Thursday, February 21, 2013

Making Fresh Ricotta Cheese!

A friend and I are attempting to make Italian gnocchi for the first time later today.  I love my gnocchi baked with sauce and ricotta cheese.  So Meg and I decided to make fresh ricotta today.  It tastes SOOOOOO much better than store bought, and is very, very simple.  There are several different recipes online, but this is the one that has worked best for me, yielding the most cheese.  It takes time, but most of the time it's just sitting there doing it's thing while you watch a drama, so no biggie, right?

You need a big, heavy bottomed pot so that your milk won't scorch, and a thermometer (I used a candy thermometer).  Pour in 2 quarts of whole milk and 1 cup of heavy whipping cream.

Heat over medium heat, stirring so that it doesn't scorch, until it reaches 185 degrees F (85C)  It doesn't usually take very long.  

Turn off the heat and add 3 Tablespoons (44 ml) of either vinegar or lemon juice.  White vinegar is probably best, but I'm out, so I used cider vinegar.  This is your curdling agent.

As you stir, the curds should start forming. 

After stirring for a minute or two, cover the pot with a clean cloth and go watch a few episodes of Flower Boys Next Door.  Let it sit for about 2 hours.

Ok, now you're ready to pour off the whey.  Place a strainer in a bowl.  

Line the strainer with cheese cloth.  

 Use a slotted spoon to scoop out the curd and put it into the cheesecloth-lined strainer.  I usually scoop as much as I can into the strainer, then carefully, slowly pour all of the liquid through the strainer.  You can only do this if your bowl is big enough to catch all the whey BELOW the strainer.  This a really big stainless mixing bowl.

Stir it don't want to press the curds into the cheesecloth too much, but it will help the whey to drain through.

Let it drain for 2-3 hours.  Time for a couple more episodes!  In between eps, or during commercials, pull up the four corners of the cheesecloth and gently squeeze the whey out.
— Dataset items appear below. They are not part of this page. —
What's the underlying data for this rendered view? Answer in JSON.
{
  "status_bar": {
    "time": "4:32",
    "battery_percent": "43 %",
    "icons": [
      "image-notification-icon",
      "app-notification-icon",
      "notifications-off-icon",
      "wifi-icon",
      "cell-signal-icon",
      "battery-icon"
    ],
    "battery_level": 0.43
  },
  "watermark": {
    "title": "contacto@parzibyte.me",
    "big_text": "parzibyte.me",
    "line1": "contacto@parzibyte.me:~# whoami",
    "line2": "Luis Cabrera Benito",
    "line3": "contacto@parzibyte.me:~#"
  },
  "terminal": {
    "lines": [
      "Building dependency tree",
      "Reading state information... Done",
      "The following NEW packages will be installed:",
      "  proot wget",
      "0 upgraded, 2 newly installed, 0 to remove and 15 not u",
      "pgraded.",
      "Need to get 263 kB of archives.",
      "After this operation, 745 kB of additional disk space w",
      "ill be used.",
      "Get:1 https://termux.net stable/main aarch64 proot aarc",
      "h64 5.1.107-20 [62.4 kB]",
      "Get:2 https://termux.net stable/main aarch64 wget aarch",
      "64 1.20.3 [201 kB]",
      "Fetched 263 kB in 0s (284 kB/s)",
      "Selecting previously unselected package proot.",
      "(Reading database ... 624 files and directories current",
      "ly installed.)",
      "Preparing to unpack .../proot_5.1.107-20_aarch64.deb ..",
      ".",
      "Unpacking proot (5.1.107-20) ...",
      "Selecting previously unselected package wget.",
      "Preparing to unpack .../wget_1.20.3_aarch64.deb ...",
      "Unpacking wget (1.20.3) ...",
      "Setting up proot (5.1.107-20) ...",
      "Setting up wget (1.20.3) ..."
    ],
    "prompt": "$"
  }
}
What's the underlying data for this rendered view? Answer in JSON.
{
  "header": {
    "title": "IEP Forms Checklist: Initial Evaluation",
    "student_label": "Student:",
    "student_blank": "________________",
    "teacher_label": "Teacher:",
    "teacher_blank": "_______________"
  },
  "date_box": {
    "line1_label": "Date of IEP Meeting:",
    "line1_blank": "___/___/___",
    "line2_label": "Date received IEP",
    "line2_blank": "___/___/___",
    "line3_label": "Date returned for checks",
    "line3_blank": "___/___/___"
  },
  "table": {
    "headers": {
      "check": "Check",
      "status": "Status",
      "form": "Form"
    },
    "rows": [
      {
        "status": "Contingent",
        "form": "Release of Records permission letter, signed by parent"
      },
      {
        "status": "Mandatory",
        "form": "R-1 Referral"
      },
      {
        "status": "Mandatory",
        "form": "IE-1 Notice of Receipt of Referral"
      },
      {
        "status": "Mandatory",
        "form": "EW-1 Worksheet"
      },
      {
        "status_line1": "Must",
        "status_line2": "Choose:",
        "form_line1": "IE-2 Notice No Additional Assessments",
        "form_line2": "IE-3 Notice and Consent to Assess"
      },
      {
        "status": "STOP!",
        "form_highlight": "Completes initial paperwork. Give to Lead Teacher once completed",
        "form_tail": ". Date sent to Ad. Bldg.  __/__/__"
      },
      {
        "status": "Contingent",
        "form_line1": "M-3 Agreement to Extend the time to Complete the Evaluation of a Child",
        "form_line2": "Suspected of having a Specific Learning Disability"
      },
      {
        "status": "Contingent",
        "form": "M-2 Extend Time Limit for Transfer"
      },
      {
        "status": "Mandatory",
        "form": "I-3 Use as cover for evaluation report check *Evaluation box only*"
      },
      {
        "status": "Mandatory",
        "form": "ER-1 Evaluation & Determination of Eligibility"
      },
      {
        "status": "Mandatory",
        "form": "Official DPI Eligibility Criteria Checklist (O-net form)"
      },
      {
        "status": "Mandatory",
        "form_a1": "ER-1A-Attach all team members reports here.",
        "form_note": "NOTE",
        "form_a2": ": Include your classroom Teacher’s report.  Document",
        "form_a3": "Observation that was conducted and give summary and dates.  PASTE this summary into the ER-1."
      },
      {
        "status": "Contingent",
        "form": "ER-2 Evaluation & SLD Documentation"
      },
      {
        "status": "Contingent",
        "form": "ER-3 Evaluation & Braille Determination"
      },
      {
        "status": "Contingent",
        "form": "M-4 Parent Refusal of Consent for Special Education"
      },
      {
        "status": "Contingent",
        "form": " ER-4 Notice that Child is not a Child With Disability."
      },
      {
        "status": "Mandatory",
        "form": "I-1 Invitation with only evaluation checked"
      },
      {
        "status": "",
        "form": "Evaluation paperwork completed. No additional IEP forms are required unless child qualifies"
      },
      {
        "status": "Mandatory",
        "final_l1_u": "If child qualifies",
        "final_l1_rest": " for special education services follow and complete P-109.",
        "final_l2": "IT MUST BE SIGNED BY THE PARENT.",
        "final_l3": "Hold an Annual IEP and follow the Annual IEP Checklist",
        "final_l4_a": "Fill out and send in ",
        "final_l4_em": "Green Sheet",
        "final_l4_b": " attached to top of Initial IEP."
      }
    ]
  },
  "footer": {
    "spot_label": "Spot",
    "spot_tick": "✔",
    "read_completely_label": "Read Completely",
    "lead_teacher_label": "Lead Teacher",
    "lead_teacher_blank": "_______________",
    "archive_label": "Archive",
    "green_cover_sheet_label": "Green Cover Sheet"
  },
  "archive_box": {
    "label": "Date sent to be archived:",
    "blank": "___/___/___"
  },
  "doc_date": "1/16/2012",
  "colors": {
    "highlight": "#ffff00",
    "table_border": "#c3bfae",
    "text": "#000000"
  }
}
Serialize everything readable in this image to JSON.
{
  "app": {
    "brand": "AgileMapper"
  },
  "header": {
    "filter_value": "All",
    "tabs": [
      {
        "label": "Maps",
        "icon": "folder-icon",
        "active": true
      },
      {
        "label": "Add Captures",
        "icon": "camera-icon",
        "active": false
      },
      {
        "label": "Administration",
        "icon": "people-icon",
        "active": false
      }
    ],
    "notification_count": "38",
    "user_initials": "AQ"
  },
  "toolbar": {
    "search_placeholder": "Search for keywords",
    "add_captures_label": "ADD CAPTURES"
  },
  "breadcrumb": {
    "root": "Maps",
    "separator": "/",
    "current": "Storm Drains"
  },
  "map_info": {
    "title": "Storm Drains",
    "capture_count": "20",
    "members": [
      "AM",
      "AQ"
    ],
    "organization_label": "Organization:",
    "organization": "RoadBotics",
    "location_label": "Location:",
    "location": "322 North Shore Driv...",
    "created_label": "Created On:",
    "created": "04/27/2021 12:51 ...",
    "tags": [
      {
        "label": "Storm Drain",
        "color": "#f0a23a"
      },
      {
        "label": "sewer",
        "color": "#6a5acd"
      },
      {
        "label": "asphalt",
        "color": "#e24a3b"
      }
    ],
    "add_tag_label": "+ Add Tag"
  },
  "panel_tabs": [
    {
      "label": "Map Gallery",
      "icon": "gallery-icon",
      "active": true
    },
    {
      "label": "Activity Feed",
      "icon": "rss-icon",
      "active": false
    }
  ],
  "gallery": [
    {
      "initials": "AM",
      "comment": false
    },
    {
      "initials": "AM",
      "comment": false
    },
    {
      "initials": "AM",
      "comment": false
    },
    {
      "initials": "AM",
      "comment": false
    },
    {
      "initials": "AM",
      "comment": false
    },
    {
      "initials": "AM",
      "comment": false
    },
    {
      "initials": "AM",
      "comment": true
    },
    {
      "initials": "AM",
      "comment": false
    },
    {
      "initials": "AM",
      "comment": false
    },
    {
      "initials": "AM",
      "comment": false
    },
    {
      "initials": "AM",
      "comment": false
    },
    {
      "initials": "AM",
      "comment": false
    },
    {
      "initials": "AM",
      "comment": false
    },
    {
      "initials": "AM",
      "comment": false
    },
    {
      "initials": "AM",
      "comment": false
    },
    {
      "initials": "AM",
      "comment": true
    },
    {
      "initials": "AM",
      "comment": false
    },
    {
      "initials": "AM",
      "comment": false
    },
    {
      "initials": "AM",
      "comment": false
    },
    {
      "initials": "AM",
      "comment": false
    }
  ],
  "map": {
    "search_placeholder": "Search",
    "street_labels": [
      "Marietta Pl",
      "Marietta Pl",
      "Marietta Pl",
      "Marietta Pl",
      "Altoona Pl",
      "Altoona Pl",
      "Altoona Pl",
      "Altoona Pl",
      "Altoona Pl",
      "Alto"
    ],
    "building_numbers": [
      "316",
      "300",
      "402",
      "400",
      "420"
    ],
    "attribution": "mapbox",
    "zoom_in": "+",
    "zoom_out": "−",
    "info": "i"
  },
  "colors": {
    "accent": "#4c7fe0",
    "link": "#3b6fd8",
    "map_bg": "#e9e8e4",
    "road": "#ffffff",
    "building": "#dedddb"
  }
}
There you have it, fresh ricotta.  This is ready for putting in your favorite lasagna, baked pasta, stuffed shell recipe. It's great with ANY recipe that calls for ricotta, including desserts.  It will keep for 3-4 days in the refrigerator.   If you are counting calories, this is a higher fat content than the part-skim ricotta that you find in the grocery store.  I've seen recipes for that, but you get so little curd from it that it's not worth the trouble.

Update May 2015:  After a couple of batches that didnt curdle right, I did some research and found that you can use up to 1/3 cup of your curdling agent.  I didn't want to start over, so I heated it back up, added 2-3 tablespoons more lemon juice (or vinegar) and it worked.  Didn't seem to affect the taste or consistency.  

Don't throw away the whey!  You can use it in any baked good recipe that you use milk in....pancakes, etc.  It has protein and you've just taken most of the fat out of it!

You can use the cheesecloth several times, just rinse it out really well and then I run it through the washer on hot without soap.